简体   繁体   English

Python多处理-看门狗进程?

[英]Python multiprocessing - watchdog process?

I have a set of long-running process in a typical "pub/sub" setup with queues for communication. 在典型的“发布/订阅”设置中,我有一组长时间运行的过程,带有通信队列。

I would like to do two things, and I can't figure out how to accomplish both simultaneously: 我想做两件事,但我想不出如何同时完成两项工作:

  1. Addition/removal of workers. 增/减工人。 For example, I want to be able to add extra consumers if I see that my pending queue size has grown too large. 例如,如果我看到待处理的队列大小变得太大,我希望能够添加额外的使用者。
  2. Watchdog for my processes - I want to be notified if any of my producers or consumers crashes. 我的流程的监视者-如果任何生产者或消费者崩溃,我都希望得到通知。
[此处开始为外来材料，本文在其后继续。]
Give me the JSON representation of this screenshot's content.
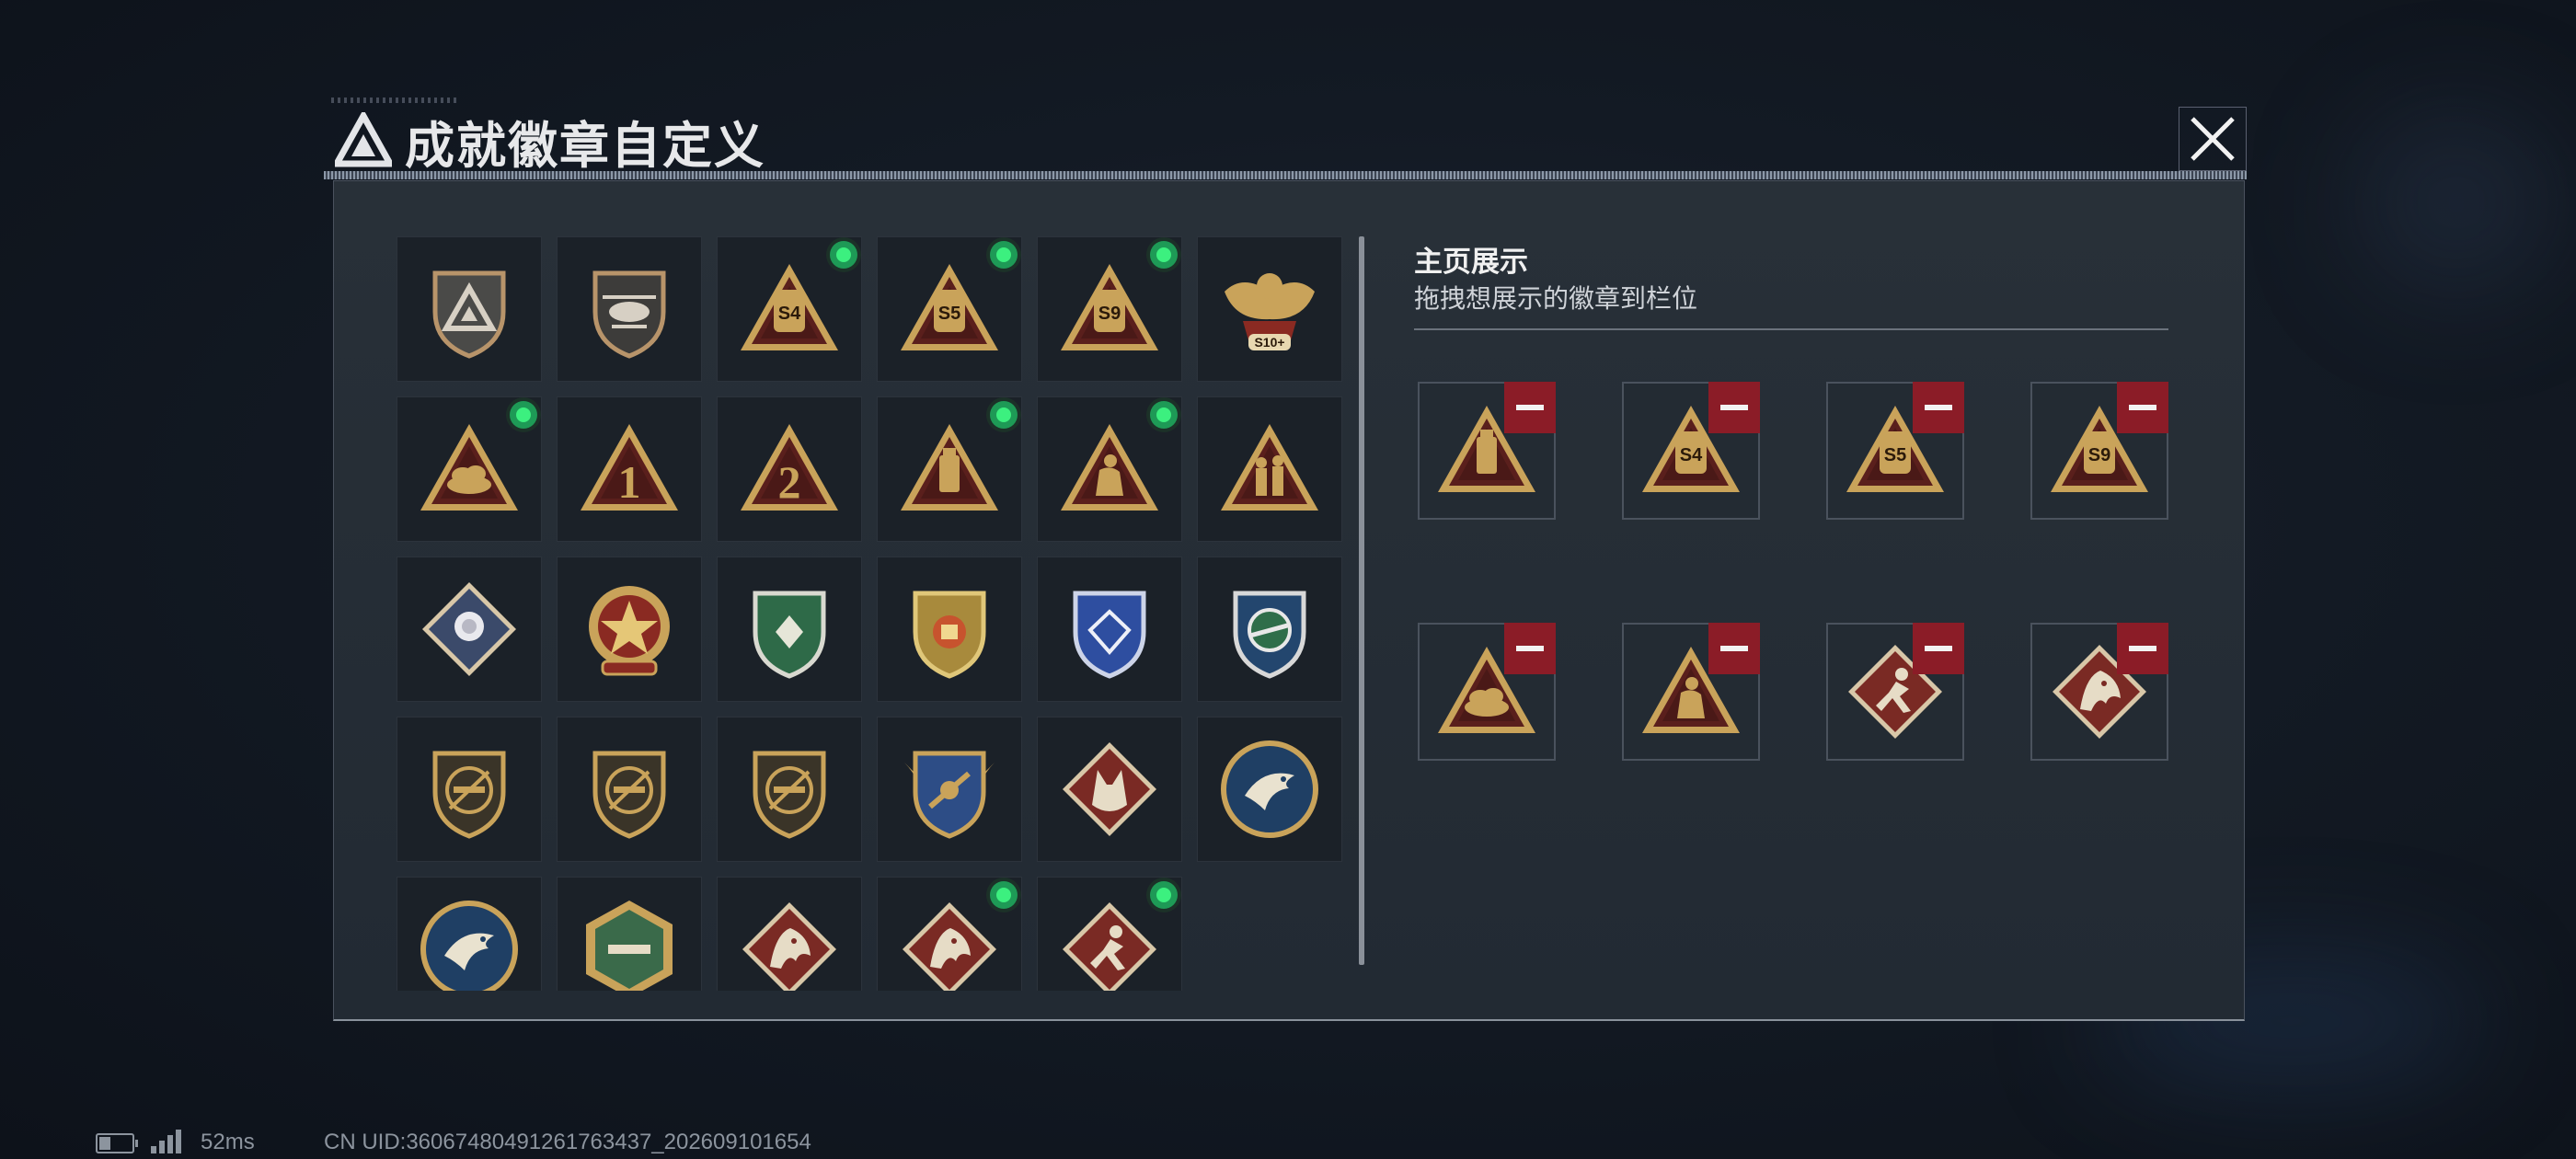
{
  "window": {
    "title": "成就徽章自定义",
    "close_icon": "close-icon"
  },
  "badges": [
    {
      "icon": "shield-logo-badge",
      "new": false
    },
    {
      "icon": "helicopter-shield-badge",
      "new": false
    },
    {
      "icon": "s4-triangle-badge",
      "new": true,
      "label": "S4"
    },
    {
      "icon": "s5-triangle-badge",
      "new": true,
      "label": "S5"
    },
    {
      "icon": "s9-triangle-badge",
      "new": true,
      "label": "S9"
    },
    {
      "icon": "eagle-s10-badge",
      "new": false,
      "label": "S10+"
    },
    {
      "icon": "gold-pile-triangle-badge",
      "new": true
    },
    {
      "icon": "number-one-triangle-badge",
      "new": false,
      "label": "1"
    },
    {
      "icon": "number-two-triangle-badge",
      "new": false,
      "label": "2"
    },
    {
      "icon": "usb-triangle-badge",
      "new": true
    },
    {
      "icon": "crouching-figure-triangle-badge",
      "new": true
    },
    {
      "icon": "soldiers-triangle-badge",
      "new": false
    },
    {
      "icon": "white-rose-diamond-badge",
      "new": false
    },
    {
      "icon": "star-medal-badge",
      "new": false
    },
    {
      "icon": "green-shield-badge",
      "new": false
    },
    {
      "icon": "gold-blue-shield-badge",
      "new": false
    },
    {
      "icon": "blue-diamond-shield-badge",
      "new": false
    },
    {
      "icon": "crosshair-rifle-shield-badge",
      "new": false
    },
    {
      "icon": "smg-slash-shield-badge",
      "new": false
    },
    {
      "icon": "rifle-slash-shield-badge",
      "new": false
    },
    {
      "icon": "sniper-slash-shield-badge",
      "new": false
    },
    {
      "icon": "winged-gold-shield-badge",
      "new": false
    },
    {
      "icon": "wolf-diamond-badge",
      "new": false
    },
    {
      "icon": "eagle-circle-badge",
      "new": false
    },
    {
      "icon": "eagle-circle-badge-2",
      "new": false
    },
    {
      "icon": "green-hexagon-badge",
      "new": false
    },
    {
      "icon": "dragon-diamond-badge",
      "new": false
    },
    {
      "icon": "dragon-diamond-badge-2",
      "new": true
    },
    {
      "icon": "runner-diamond-badge",
      "new": true
    }
  ],
  "showcase": {
    "title": "主页展示",
    "subtitle": "拖拽想展示的徽章到栏位",
    "slots": [
      {
        "icon": "usb-triangle-badge"
      },
      {
        "icon": "s4-triangle-badge",
        "label": "S4"
      },
      {
        "icon": "s5-triangle-badge",
        "label": "S5"
      },
      {
        "icon": "s9-triangle-badge",
        "label": "S9"
      },
      {
        "icon": "gold-pile-triangle-badge"
      },
      {
        "icon": "crouching-figure-triangle-badge"
      },
      {
        "icon": "runner-diamond-badge"
      },
      {
        "icon": "dragon-diamond-badge"
      }
    ]
  },
  "status": {
    "latency": "52ms",
    "uid": "CN UID:36067480491261763437_202609101654"
  },
  "colors": {
    "gold": "#c9a35a",
    "dark_gold": "#8a6a2c",
    "triangle_red": "#5a1f1c",
    "diamond_red": "#7a2a24",
    "new_dot": "#3cf07f",
    "remove_red": "#8b1c27"
  }
}
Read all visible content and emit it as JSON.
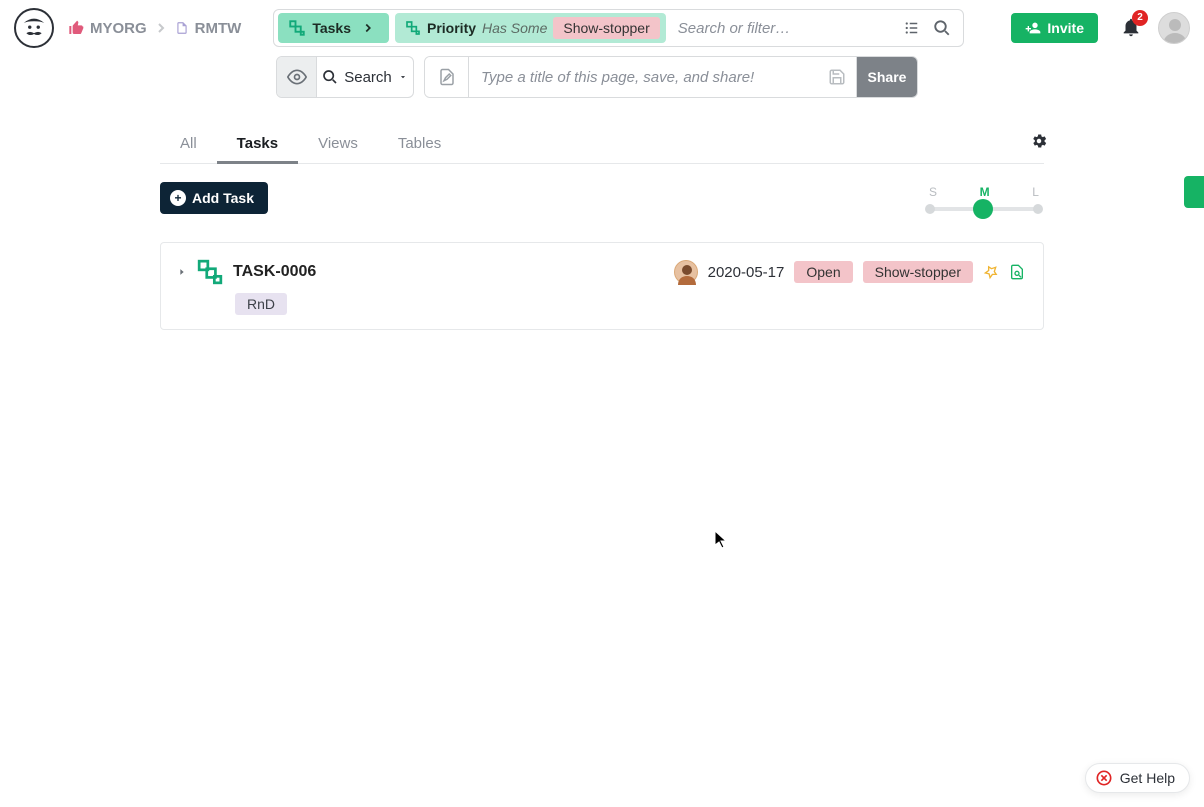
{
  "breadcrumb": {
    "org": "MYORG",
    "project": "RMTW"
  },
  "filter": {
    "tasks_chip": "Tasks",
    "priority_label": "Priority",
    "priority_op": "Has Some",
    "priority_value": "Show-stopper",
    "search_placeholder": "Search or filter…"
  },
  "toolbar": {
    "search_btn": "Search",
    "title_placeholder": "Type a title of this page, save, and share!",
    "share_btn": "Share"
  },
  "invite_btn": "Invite",
  "notifications_count": "2",
  "tabs": {
    "all": "All",
    "tasks": "Tasks",
    "views": "Views",
    "tables": "Tables"
  },
  "add_task_btn": "Add Task",
  "size_slider": {
    "s": "S",
    "m": "M",
    "l": "L"
  },
  "task": {
    "id": "TASK-0006",
    "date": "2020-05-17",
    "status": "Open",
    "priority": "Show-stopper",
    "tag": "RnD"
  },
  "help_btn": "Get Help"
}
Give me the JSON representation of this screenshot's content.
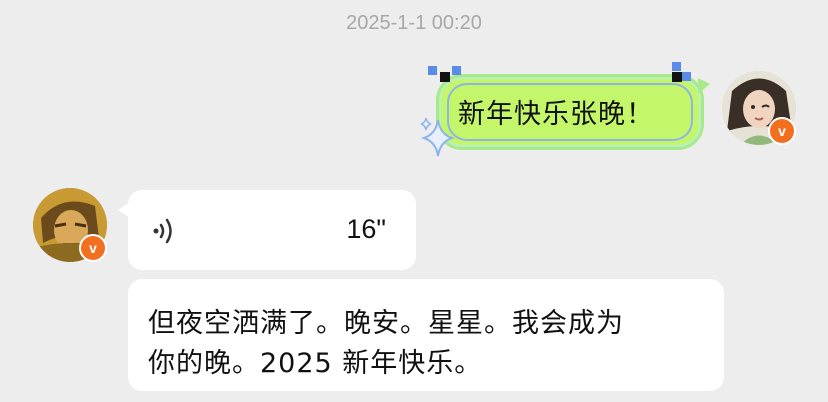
{
  "chat": {
    "timestamp": "2025-1-1 00:20",
    "sent_message": "新年快乐张晚！",
    "received_voice": {
      "duration": "16\""
    },
    "received_text": {
      "line1": "但夜空洒满了。晚安。星星。我会成为",
      "line2": "你的晚。2025 新年快乐。"
    },
    "badge_letter": "v"
  },
  "colors": {
    "background": "#ededed",
    "sent_bubble": "#c4f66a",
    "received_bubble": "#ffffff",
    "badge": "#f36f20"
  },
  "icons": [
    "voice-wave-icon",
    "sparkle-icon",
    "verified-badge-icon"
  ]
}
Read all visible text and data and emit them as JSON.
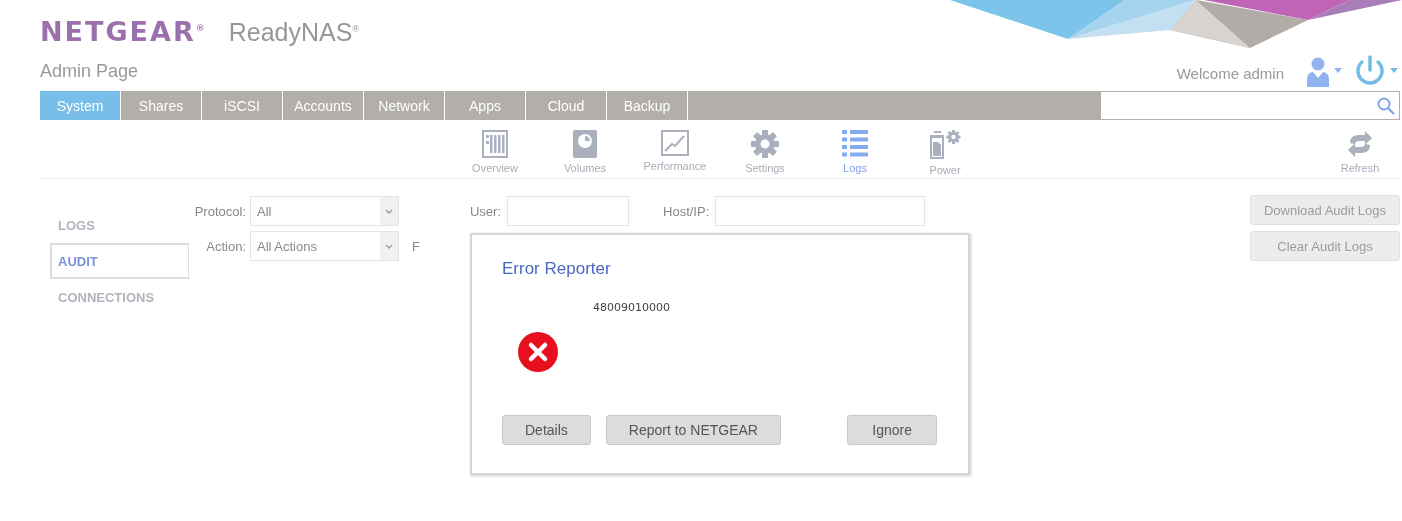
{
  "brand": {
    "logo": "NETGEAR$^{®}$",
    "product": "ReadyNAS$^{®}$",
    "subtitle": "Admin Page"
  },
  "user_bar": {
    "welcome": "Welcome admin"
  },
  "tabs": [
    {
      "label": "System",
      "selected": true
    },
    {
      "label": "Shares",
      "selected": false
    },
    {
      "label": "iSCSI",
      "selected": false
    },
    {
      "label": "Accounts",
      "selected": false
    },
    {
      "label": "Network",
      "selected": false
    },
    {
      "label": "Apps",
      "selected": false
    },
    {
      "label": "Cloud",
      "selected": false
    },
    {
      "label": "Backup",
      "selected": false
    }
  ],
  "toolbar": [
    {
      "kind": "overview",
      "label": "Overview",
      "selected": false
    },
    {
      "kind": "volumes",
      "label": "Volumes",
      "selected": false
    },
    {
      "kind": "performance",
      "label": "Performance",
      "selected": false
    },
    {
      "kind": "settings",
      "label": "Settings",
      "selected": false
    },
    {
      "kind": "logs",
      "label": "Logs",
      "selected": true
    },
    {
      "kind": "power",
      "label": "Power",
      "selected": false
    }
  ],
  "refresh": "Refresh",
  "side_menu": [
    {
      "label": "LOGS",
      "selected": false
    },
    {
      "label": "AUDIT",
      "selected": true
    },
    {
      "label": "CONNECTIONS",
      "selected": false
    }
  ],
  "filters": [
    {
      "label": "Protocol:",
      "value": "All"
    },
    {
      "label": "Action:",
      "value": "All Actions"
    }
  ],
  "covered_filters": {
    "user_label": "User:",
    "host_label": "Host/IP:",
    "cut_label": "F"
  },
  "actions": [
    {
      "label": "Download Audit Logs",
      "disabled": true
    },
    {
      "label": "Clear Audit Logs",
      "disabled": true
    }
  ],
  "dialog": {
    "title": "Error Reporter",
    "code": "48009010000",
    "buttons": [
      "Details",
      "Report to NETGEAR",
      "Ignore"
    ]
  }
}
I can do (2) in isolation: 我可以单独进行(2):

try:
    while True:
        for process in workers + consumers:
            if not process.is_alive():
                logger.critical("%-8s%s died!", process.pid, process.name)
        sleep(3)
except KeyboardInterrupt:
    # Python propagates CTRL+C to all workers, no need to terminate them
    logger.warn('Received CTR+C, shutting down')

The above blocks, which prevents me from doing (1). 上面的代码块阻止了我执行(1)。

So I decided to move the code into its own process. 因此,我决定将代码移入自己的过程。

This doesn't work, because process.is_alive() only works for a parent checking the status of its children. 这是行不通的,因为process.is_alive()仅适用于检查其子级状态的父级。 In this case, the processes I want to check would be siblings instead of children. 在这种情况下,我要检查的进程将是同级而不是子进程。

I'm a bit stumped on how to proceed. 我对如何进行感到有些困惑。 How can my main process support changes to subprocesses while also monitoring subprocesses? 我的主流程如何在支持子流程的同时监视子流程?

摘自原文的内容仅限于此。